Well…one risk is that no one will buy shares in the ETF.  If that happened you’d be stuck with the CDS unless you could re-sell it.  But the CDS doesn’t seem to be such a bad bet; I spoke to one guy who works at a fund-of-funds who said that his fund would have invested with Kyle Bass if they knew that his Japan bet would pay off this year (his Japan bet is to buy CDS on Japanese gov debt).  Their (fund-of-funds’) problem was that they couldn’t afford to have their money sitting around for 3 years waiting for a big payoff, because the people who have invested with them follow the fund’s yearly returns and will pull their (investors’) money out if they (the investors) don’t see results every single year.  Re-selling the CDS via an ETF could solve their problem because they could make an immediate profit from arbitraging* the difference in price between what the banks are willing to sell at and what individual investors are willing to buy at.

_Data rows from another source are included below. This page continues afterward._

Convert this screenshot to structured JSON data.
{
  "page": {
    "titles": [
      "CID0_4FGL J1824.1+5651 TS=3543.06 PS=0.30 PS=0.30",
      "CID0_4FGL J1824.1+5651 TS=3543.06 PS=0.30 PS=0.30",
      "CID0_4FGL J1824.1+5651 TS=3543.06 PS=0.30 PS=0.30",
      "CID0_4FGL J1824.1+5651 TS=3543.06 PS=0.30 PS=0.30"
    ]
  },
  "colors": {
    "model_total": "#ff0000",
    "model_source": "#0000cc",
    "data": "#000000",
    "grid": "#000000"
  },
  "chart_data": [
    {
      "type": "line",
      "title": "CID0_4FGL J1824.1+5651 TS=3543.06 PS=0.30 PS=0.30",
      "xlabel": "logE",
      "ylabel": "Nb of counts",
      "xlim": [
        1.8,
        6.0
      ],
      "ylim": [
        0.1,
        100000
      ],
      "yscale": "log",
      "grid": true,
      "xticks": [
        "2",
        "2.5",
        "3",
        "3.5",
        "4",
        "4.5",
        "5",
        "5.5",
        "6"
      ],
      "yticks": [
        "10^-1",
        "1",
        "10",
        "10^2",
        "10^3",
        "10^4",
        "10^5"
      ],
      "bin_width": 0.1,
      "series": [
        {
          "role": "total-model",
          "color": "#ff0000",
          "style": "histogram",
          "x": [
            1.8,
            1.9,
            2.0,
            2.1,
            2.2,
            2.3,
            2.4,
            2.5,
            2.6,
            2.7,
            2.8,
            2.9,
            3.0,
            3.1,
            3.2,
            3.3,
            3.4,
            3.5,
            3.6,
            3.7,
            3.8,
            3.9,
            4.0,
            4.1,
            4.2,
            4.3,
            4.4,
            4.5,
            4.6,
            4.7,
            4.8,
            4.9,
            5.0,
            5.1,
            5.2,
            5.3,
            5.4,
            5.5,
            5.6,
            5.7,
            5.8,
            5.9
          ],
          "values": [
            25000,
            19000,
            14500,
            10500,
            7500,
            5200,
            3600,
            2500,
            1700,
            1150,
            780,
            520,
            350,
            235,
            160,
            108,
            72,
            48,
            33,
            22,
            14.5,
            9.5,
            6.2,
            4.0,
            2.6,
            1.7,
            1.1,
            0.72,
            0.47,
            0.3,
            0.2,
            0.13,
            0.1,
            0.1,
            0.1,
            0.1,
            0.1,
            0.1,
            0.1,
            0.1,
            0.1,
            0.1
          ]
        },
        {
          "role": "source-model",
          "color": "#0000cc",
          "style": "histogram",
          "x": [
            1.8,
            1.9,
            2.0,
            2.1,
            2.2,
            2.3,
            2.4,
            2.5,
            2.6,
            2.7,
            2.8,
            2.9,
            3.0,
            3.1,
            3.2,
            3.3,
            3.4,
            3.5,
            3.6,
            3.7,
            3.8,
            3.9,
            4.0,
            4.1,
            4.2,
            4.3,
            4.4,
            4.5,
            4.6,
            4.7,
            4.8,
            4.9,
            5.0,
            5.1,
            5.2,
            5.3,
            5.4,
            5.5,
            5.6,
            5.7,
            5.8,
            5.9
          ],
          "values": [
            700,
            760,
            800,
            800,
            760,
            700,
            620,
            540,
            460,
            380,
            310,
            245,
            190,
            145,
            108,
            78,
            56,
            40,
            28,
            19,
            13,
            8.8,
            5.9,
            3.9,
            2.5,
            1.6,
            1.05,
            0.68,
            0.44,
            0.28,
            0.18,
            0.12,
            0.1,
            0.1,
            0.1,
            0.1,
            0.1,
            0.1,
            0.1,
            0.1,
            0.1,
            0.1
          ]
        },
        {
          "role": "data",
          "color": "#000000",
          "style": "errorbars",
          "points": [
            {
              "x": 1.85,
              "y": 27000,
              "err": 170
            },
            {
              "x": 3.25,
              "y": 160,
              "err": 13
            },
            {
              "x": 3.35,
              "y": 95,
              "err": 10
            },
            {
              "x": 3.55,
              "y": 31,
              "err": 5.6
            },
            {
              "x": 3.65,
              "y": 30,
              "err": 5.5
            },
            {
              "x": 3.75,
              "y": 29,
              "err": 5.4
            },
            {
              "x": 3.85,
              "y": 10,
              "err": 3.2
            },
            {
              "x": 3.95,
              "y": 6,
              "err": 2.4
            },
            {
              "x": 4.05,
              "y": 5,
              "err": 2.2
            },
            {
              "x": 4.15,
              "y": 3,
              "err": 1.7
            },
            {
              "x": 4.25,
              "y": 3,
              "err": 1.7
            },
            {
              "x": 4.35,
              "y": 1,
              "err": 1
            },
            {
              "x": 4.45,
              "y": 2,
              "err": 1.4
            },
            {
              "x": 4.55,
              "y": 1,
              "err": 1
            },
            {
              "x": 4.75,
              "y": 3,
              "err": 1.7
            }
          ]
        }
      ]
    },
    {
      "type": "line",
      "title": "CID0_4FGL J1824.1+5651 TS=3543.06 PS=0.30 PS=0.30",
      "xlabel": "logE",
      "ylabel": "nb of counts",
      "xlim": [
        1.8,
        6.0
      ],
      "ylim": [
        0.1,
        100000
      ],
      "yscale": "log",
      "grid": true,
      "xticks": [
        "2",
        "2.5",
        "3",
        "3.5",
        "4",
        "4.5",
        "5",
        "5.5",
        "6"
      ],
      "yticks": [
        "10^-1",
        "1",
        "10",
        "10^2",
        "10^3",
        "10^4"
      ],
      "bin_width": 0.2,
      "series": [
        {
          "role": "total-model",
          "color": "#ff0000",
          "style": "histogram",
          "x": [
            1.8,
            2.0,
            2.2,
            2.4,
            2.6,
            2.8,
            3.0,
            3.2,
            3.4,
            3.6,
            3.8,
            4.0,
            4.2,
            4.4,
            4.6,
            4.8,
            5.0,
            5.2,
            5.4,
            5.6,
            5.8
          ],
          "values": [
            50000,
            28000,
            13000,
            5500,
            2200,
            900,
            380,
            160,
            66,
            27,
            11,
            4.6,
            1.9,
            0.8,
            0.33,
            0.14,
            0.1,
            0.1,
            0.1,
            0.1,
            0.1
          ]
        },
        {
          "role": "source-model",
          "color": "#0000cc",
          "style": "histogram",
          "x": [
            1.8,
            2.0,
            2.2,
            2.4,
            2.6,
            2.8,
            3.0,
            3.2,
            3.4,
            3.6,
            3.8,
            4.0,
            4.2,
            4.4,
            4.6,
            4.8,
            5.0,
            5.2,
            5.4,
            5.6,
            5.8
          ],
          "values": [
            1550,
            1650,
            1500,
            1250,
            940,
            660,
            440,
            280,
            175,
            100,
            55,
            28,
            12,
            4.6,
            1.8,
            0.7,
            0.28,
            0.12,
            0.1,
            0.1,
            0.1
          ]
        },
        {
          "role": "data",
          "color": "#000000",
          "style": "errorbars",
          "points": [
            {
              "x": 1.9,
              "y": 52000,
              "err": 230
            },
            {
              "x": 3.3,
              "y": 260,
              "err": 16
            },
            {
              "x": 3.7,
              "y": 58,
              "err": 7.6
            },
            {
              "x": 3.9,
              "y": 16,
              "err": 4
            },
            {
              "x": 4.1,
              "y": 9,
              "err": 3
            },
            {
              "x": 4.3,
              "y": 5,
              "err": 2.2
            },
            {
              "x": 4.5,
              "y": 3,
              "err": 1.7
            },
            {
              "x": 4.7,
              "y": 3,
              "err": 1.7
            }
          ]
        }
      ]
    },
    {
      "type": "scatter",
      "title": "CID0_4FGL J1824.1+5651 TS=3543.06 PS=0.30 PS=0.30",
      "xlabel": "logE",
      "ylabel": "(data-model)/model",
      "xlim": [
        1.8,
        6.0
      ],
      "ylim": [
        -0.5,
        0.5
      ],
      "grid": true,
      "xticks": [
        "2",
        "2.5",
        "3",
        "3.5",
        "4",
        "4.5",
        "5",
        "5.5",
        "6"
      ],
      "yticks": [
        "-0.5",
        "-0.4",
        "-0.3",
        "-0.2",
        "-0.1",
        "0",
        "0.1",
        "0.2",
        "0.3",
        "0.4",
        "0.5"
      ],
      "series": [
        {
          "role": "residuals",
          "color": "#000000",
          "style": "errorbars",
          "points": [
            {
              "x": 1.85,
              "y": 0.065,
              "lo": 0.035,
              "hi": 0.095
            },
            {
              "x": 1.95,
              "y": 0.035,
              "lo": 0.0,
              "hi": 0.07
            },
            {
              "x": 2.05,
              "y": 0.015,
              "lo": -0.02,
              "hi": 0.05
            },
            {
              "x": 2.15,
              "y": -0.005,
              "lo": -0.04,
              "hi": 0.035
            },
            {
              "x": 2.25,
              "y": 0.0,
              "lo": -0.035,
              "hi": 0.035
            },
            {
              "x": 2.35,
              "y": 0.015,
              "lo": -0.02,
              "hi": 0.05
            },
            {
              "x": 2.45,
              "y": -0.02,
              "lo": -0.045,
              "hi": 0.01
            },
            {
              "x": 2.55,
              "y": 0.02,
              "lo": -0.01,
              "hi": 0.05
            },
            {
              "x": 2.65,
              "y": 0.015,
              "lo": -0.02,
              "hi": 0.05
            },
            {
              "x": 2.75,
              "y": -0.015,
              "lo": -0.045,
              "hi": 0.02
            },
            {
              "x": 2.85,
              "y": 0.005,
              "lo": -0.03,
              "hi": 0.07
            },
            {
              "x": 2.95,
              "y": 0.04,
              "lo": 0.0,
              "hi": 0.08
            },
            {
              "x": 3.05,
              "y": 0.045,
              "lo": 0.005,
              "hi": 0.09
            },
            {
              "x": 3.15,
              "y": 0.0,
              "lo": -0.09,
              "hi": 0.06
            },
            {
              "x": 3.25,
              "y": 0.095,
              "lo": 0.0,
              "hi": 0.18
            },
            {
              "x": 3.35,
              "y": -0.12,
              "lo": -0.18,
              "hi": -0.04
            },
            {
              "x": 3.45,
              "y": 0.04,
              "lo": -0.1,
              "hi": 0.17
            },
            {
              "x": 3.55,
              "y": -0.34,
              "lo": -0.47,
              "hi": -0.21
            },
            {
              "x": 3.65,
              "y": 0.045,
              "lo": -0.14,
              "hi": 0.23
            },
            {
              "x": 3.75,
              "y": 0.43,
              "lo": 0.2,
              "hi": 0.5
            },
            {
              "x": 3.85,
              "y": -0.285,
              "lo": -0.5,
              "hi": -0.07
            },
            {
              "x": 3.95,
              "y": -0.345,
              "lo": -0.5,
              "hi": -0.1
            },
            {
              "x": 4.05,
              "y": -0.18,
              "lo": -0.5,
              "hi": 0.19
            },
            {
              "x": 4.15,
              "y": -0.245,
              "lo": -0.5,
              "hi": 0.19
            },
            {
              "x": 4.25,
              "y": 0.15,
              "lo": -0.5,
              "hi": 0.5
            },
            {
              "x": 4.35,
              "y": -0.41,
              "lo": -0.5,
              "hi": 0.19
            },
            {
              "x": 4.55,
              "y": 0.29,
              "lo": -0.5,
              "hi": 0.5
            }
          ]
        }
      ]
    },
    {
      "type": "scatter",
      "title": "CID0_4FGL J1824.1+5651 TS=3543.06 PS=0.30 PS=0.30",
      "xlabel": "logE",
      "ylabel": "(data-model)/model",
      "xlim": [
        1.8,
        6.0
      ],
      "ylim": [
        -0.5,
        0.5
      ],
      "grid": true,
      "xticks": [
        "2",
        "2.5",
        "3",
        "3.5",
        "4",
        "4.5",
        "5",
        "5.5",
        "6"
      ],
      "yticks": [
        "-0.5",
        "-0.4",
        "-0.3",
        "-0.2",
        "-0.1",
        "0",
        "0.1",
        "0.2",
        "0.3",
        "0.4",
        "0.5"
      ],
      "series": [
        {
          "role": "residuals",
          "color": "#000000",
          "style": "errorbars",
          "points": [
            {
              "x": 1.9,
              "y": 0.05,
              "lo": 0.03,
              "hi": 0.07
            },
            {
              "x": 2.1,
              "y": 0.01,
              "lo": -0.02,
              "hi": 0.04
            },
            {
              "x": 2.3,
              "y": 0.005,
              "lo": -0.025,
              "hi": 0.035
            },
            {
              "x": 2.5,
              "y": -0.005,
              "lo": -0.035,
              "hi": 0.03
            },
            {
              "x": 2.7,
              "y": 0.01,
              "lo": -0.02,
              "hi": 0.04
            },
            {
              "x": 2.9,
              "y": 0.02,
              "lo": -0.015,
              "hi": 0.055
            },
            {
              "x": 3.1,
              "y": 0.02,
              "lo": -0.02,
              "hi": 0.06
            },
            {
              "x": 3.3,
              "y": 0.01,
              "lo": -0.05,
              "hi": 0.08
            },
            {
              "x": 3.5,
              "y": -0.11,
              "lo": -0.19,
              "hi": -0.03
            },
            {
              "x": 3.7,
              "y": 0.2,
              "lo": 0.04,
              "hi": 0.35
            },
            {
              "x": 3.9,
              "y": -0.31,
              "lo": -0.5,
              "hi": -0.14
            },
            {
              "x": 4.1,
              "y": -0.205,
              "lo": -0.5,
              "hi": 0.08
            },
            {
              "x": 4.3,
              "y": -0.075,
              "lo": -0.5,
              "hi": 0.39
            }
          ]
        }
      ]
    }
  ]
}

“Would this even be allowed by the SEC?”

I’m honestly not sure.  My guess is that the big hurdle here would be the fact that only accredited investors are allowed to invest in hedge funds, and CDS is something that is typically done only by hedge funds.  On the other hand, though, since little guys are allowed to invest in mutual funds / pensions that invest in hedge funds, and little guys are allowed to invest in ETFs, it seems plausible to me that the ETF would be allowed if structured the right way.  And from the SEC’s perspective, this could actually be a better way of pricing CDS: one of the touted benefits of a futures exchange is its ability to help find more efficient prices for goods, and so if there are tons of little guys out there bidding up the price of CDS, regulators might not have to worry as much about making sure banks are shooting themselves in the foot by selling the stuff too cheap.  That’s a thought, anyway; I’m new to this stuff, so I could be way off here.

 

*when I say “arbitrage” I’m using it in the colloquial sense, not the strict sense of “riskless profit”.